Reverse engineering is critical to exploitation. However, going through the process of reverse engineering can often lead to a great deal more than just uncovering a bug. So much so that you might find what you need for exploitation even if you don’t find a bug.
That’s right. If you go through object data, object representation, object states, and state changes enough you can find out quite a lot. Yes. Poor application logic is a bitch. Just ask any application penetration tester. This time it is not the magstripe. It’s appsec and you will get to see how application attacks can be used against a hardware platform.
In this talk, I will go through the journey that I took in reverse engineering the public transportation system of an east asian mega-city, the questions that I asked as I wondered “How does this work?”, the experiments that I ran to answers those questions, what I learned that lead me to an exploit capable of generating millions of dollars in fake tickets for that very same system, and how other designers can avoid the same fate. Not without risk, this research was done under a junta so I will also be telling you how I kept myself out of jail while doing it. Please join me. You won’t want to miss it.

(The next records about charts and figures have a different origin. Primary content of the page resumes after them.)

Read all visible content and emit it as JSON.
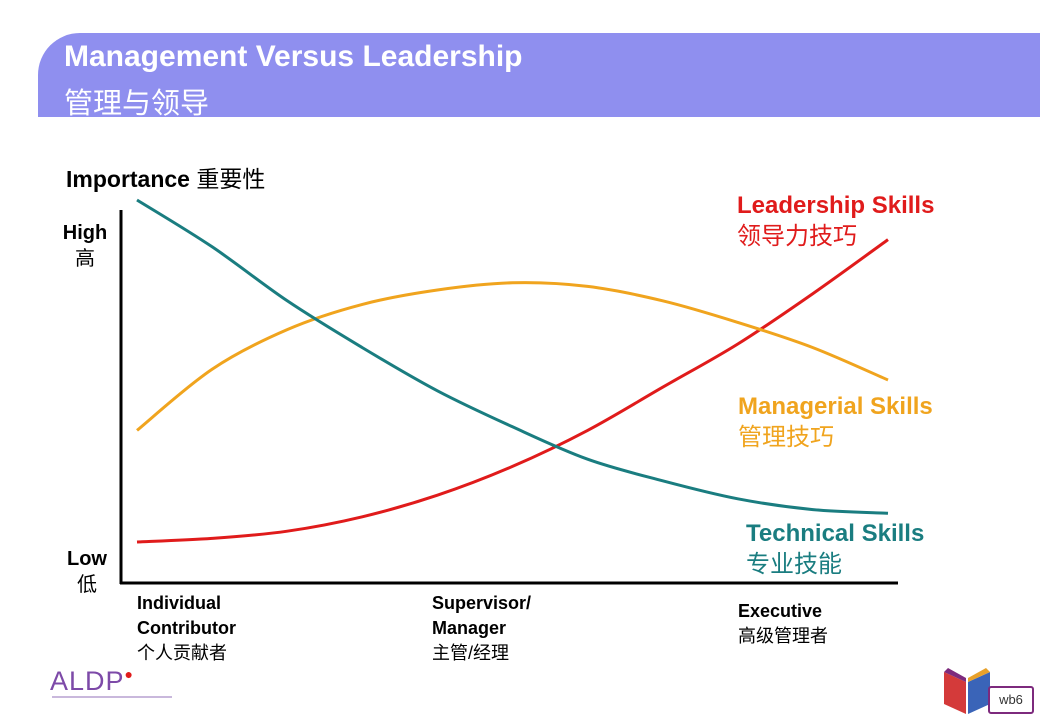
{
  "header": {
    "title_en": "Management Versus Leadership",
    "title_zh": "管理与领导"
  },
  "chart_data": {
    "type": "line",
    "title": "Management Versus Leadership 管理与领导",
    "ylabel": {
      "en": "Importance",
      "zh": "重要性"
    },
    "y_ticks": [
      {
        "en": "High",
        "zh": "高"
      },
      {
        "en": "Low",
        "zh": "低"
      }
    ],
    "x_ticks": [
      {
        "lines": [
          "Individual",
          "Contributor"
        ],
        "zh": "个人贡献者"
      },
      {
        "lines": [
          "Supervisor/",
          "Manager"
        ],
        "zh": "主管/经理"
      },
      {
        "lines": [
          "Executive"
        ],
        "zh": "高级管理者"
      }
    ],
    "y_range_note": "qualitative 0 (Low) to 10 (High)",
    "x": [
      0,
      0.1,
      0.2,
      0.3,
      0.4,
      0.5,
      0.6,
      0.7,
      0.8,
      0.9,
      1.0
    ],
    "series": [
      {
        "name": "Leadership Skills",
        "name_zh": "领导力技巧",
        "color": "#e01b1b",
        "values": [
          0.5,
          0.6,
          0.8,
          1.2,
          1.8,
          2.6,
          3.6,
          4.8,
          6.0,
          7.4,
          8.9
        ]
      },
      {
        "name": "Managerial Skills",
        "name_zh": "管理技巧",
        "color": "#f0a41e",
        "values": [
          3.6,
          5.3,
          6.4,
          7.1,
          7.5,
          7.7,
          7.6,
          7.2,
          6.6,
          5.9,
          5.0
        ]
      },
      {
        "name": "Technical Skills",
        "name_zh": "专业技能",
        "color": "#1a7d80",
        "values": [
          10.0,
          8.7,
          7.2,
          5.9,
          4.7,
          3.7,
          2.8,
          2.2,
          1.7,
          1.4,
          1.3
        ]
      }
    ]
  },
  "footer": {
    "logo_text": "ALDP",
    "badge": "wb6"
  }
}
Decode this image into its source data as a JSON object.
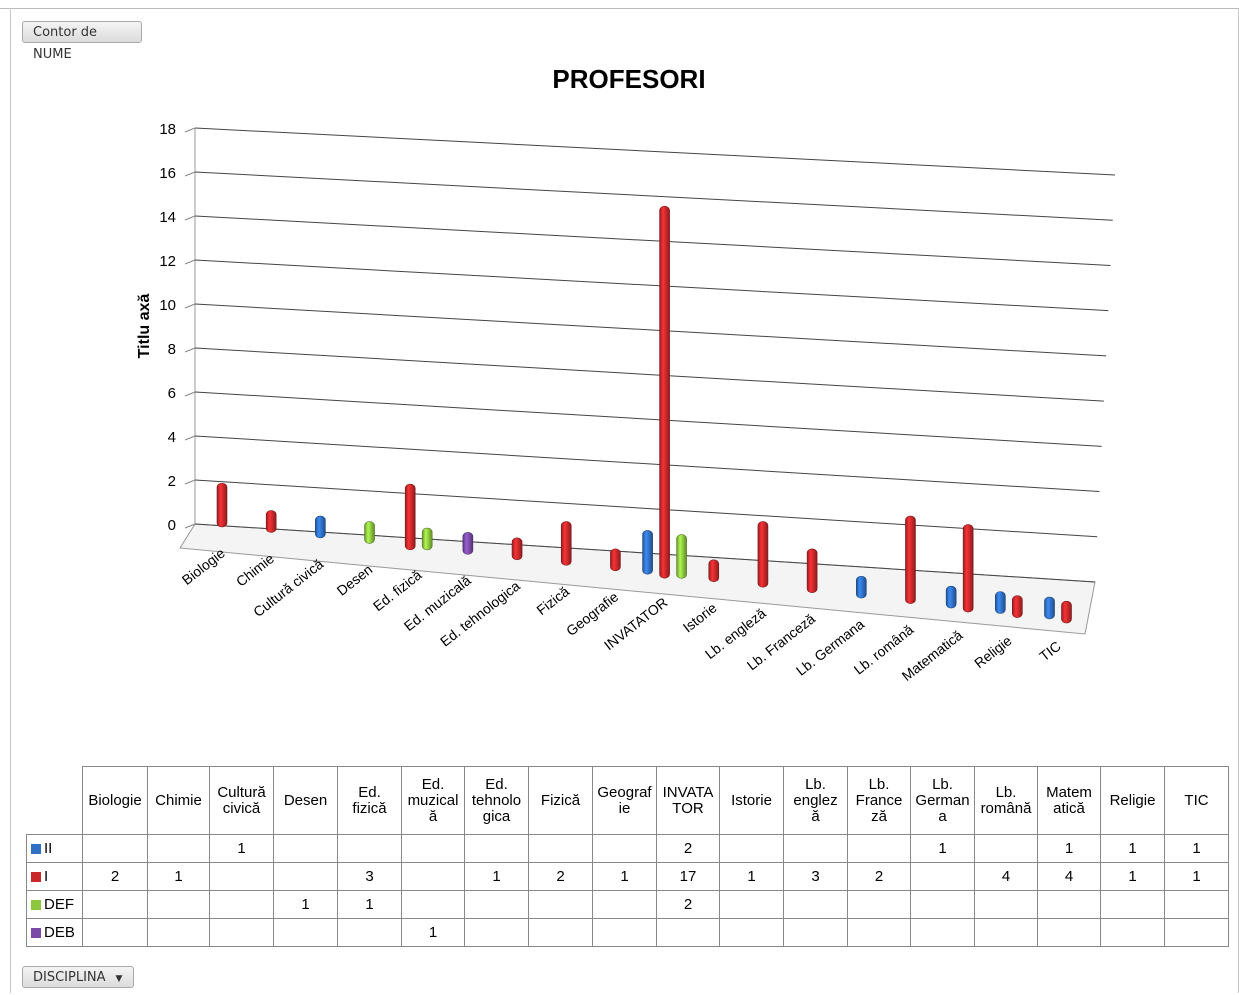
{
  "field_buttons": {
    "counter": "Contor de NUME",
    "discipline": "DISCIPLINA"
  },
  "chart_data": {
    "type": "bar",
    "title": "PROFESORI",
    "ylabel": "Titlu axă",
    "xlabel": "",
    "ylim": [
      0,
      18
    ],
    "yticks": [
      0,
      2,
      4,
      6,
      8,
      10,
      12,
      14,
      16,
      18
    ],
    "categories": [
      "Biologie",
      "Chimie",
      "Cultură civică",
      "Desen",
      "Ed. fizică",
      "Ed. muzicală",
      "Ed. tehnologica",
      "Fizică",
      "Geografie",
      "INVATATOR",
      "Istorie",
      "Lb. engleză",
      "Lb. Franceză",
      "Lb. Germana",
      "Lb. română",
      "Matematică",
      "Religie",
      "TIC"
    ],
    "series": [
      {
        "name": "II",
        "color": "#2f6fc4",
        "values": [
          null,
          null,
          1,
          null,
          null,
          null,
          null,
          null,
          null,
          2,
          null,
          null,
          null,
          1,
          null,
          1,
          1,
          1
        ]
      },
      {
        "name": "I",
        "color": "#c8282a",
        "values": [
          2,
          1,
          null,
          null,
          3,
          null,
          1,
          2,
          1,
          17,
          1,
          3,
          2,
          null,
          4,
          4,
          1,
          1
        ]
      },
      {
        "name": "DEF",
        "color": "#8cc63f",
        "values": [
          null,
          null,
          null,
          1,
          1,
          null,
          null,
          null,
          null,
          2,
          null,
          null,
          null,
          null,
          null,
          null,
          null,
          null
        ]
      },
      {
        "name": "DEB",
        "color": "#7b4aa8",
        "values": [
          null,
          null,
          null,
          null,
          null,
          1,
          null,
          null,
          null,
          null,
          null,
          null,
          null,
          null,
          null,
          null,
          null,
          null
        ]
      }
    ],
    "grid": true,
    "legend": "table"
  },
  "table": {
    "headers": [
      "Biologie",
      "Chimie",
      "Cultură\ncivică",
      "Desen",
      "Ed.\nfizică",
      "Ed.\nmuzical\nă",
      "Ed.\ntehnolo\ngica",
      "Fizică",
      "Geograf\nie",
      "INVATA\nTOR",
      "Istorie",
      "Lb.\nenglez\nă",
      "Lb.\nFrance\nză",
      "Lb.\nGerman\na",
      "Lb.\nromână",
      "Matem\natică",
      "Religie",
      "TIC"
    ]
  }
}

Gregory Pickett CISSP, GCIA, GPEN has a background in intrusion analysis for Fortune 100 companies but now heads up Hellfire Security’s Managed Security Services efforts and participates in their assessment practice as a network security subject matter expert. As a security professional, his primary area of focus and occasional research is networks with an interest in using network traffic to better understand, to better defend, and sometimes to better exploit the hosts that live on them. He holds a B.S. in Psychology which is completely unrelated but interesting to know. While it does nothing to contribute to how he makes a living, it does demonstrate how screwed up he actually is.